Candidates for ASG are:
- Advanced maternal age of the patient;
- Couples with recurrent abortion;
- Couples with repeated failed IVF cycles;
- A partner with multiple male factors of infertility.
The first group of patients is characterized by a high frequency of obtaining aneuploid embryos. So, in patients aged 35-39 years, the incidence of aneuploidy is more than 20%, while at the age of more than 40 years, this indicator is 40% or more. Often, aneuploidy causes spontaneous abortion.
The group with repeated abortion, according to international recommendations, should include patients with two or more spontaneous abortions at a gestational age of up to 20 weeks. According to the literature, in such situations, 50-80% of abortions have chromosomal abnormalities, and patients with recurrent abortion have a higher incidence of aneuploid embryos than other couples.
The third group includes patients with 3 or more unsuccessful IVF attempts, when it was possible to obtain and transfer high quality embryos. Although the reasons for this may be various disorders (immunological factor, female factors, etc.), studies indicate that this sample of patients has a higher frequency of chromosomal abnormalities in embryos.
The fourth group includes patients in whom the frequency of aneuploidy is explained by the presence of multiple male factors of infertility. According to the literature, even in relatively healthy patients with normozoospermia, up to 3-8% of spermatozoa contain chromosomal aberrations. This indicator increases significantly when infertility factors are added (for example, low sperm count, morphological abnormalities, poor motility), up to 27-74% of the total sperm count. Conducting PGS of embryos of this group of patients reduces the risk of aneuploid embryo transfer.
There are several options for collecting material for PGD / PGS. Among them are distinguished:
- Polar body biopsy;
- Embryo biopsy with blastomere removal on day 3;
- Biopsy of the trophectoderm on the 5th day.
Each of these methods has certain advantages and disadvantages. So, for example, when biopsy of the field body of an oocyte, the paternal DNA is not taken into account, it is possible to study only the maternal part of the genome of the future embryo. This imposes a number of restrictions, which, for example, can be significant in the diagnosis of a sex-linked disease.
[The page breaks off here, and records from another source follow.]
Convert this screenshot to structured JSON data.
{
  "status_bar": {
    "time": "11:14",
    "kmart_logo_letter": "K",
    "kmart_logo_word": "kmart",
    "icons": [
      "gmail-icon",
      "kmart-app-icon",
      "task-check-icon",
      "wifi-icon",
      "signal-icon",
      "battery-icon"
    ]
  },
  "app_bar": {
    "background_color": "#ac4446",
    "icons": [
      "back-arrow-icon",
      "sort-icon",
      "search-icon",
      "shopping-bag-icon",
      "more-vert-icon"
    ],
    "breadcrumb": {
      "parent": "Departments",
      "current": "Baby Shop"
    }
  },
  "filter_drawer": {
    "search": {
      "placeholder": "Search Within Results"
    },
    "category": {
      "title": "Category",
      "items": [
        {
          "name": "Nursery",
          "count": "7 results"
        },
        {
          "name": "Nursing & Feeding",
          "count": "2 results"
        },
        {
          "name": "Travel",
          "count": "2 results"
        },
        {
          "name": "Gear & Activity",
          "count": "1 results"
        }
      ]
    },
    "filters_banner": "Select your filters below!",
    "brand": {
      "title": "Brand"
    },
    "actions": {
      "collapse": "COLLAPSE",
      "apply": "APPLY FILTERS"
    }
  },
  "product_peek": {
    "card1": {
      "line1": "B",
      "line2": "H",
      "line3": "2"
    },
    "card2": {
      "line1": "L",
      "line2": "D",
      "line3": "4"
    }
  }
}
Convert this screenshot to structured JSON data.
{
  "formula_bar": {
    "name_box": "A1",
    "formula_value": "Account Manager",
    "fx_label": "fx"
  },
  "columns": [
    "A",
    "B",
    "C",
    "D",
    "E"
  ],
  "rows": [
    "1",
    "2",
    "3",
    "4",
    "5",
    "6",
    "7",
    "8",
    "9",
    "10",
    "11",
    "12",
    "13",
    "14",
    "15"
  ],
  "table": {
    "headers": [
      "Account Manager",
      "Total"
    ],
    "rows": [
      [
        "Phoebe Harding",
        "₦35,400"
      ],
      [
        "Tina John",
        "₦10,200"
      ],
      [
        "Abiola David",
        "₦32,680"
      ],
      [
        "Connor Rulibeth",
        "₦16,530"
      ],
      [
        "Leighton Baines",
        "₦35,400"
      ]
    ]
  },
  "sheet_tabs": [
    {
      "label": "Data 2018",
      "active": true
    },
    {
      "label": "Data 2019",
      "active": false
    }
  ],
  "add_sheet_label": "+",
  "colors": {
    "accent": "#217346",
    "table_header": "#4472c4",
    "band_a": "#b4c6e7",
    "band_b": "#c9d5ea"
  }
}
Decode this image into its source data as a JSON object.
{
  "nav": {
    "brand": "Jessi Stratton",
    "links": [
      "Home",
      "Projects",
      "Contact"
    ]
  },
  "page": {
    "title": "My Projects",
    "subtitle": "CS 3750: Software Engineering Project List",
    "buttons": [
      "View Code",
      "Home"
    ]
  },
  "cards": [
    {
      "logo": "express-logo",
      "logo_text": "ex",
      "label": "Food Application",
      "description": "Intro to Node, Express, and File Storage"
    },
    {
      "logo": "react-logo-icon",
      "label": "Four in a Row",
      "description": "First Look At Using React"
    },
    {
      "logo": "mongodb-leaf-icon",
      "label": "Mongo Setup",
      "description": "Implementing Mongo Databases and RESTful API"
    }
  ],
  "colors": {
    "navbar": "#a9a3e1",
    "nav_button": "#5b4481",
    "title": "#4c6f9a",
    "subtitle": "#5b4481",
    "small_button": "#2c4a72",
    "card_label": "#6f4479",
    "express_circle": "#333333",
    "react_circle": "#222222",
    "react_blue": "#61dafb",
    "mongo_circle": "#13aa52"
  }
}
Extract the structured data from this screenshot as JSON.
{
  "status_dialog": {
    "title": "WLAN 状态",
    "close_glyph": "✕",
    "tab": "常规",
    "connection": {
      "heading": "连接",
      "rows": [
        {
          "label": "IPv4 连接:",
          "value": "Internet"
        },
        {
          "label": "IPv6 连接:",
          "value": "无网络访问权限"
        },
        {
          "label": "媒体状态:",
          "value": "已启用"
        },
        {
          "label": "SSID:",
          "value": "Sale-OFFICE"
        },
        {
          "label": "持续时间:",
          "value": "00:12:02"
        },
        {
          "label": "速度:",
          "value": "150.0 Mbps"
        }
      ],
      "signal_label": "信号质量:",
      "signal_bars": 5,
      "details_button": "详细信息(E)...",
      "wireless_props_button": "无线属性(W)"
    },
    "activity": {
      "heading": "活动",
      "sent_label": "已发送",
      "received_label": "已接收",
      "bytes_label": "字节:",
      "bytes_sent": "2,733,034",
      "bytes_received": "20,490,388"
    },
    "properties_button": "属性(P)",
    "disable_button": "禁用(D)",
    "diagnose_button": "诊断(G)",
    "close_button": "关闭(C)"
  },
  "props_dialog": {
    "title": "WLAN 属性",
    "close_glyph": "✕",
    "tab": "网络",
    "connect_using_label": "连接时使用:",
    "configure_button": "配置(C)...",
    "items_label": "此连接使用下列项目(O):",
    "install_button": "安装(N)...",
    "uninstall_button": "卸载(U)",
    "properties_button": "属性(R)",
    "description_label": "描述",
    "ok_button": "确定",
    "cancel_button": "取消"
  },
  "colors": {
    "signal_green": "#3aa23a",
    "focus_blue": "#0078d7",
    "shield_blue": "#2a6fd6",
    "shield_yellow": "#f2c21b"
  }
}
With a biopsy of the embryo on the 3rd day and removal of the blastomere, this problem does not arise, since the embryo already contains both the maternal and paternal genomes. However, the results may be inaccurate, and mosaicism is often found in such embryos. Even if the embryo contains blastomeres with an aneuploid set, they may be eliminated by the 5th day, which makes the embryo diploid and suitable for transfer. In addition, according to the literature, with a biopsy on day 3, embryo survival may decrease.
A biopsy on the 5th day solves a number of problems: the problem of the amount of material (a biopsy of the trophectoderm takes place and, during it, a sufficient number of cells are taken), the problem of the frequency of mosaicism (with a high probability, the embryo, if it was mosaic, eliminated in the course of its development aneuploid elements), the effect on the embryo in this situation is minimal. For this reason, the Lada clinic uses the study of this particular material.
- PGD / PGS are routine tests in reproductive medicine;
- For some categories of patients, PGD / PGS is shown; by law, patients have the right to request these studies to be carried out without indications, if desired;
- When there is a risk of transmission of a sex-linked genetic disease, it is necessary to resort to selection of embryos by sex;
- According to the literature, the safest biopsy method is a biopsy of the trophectoderm on the 5th day.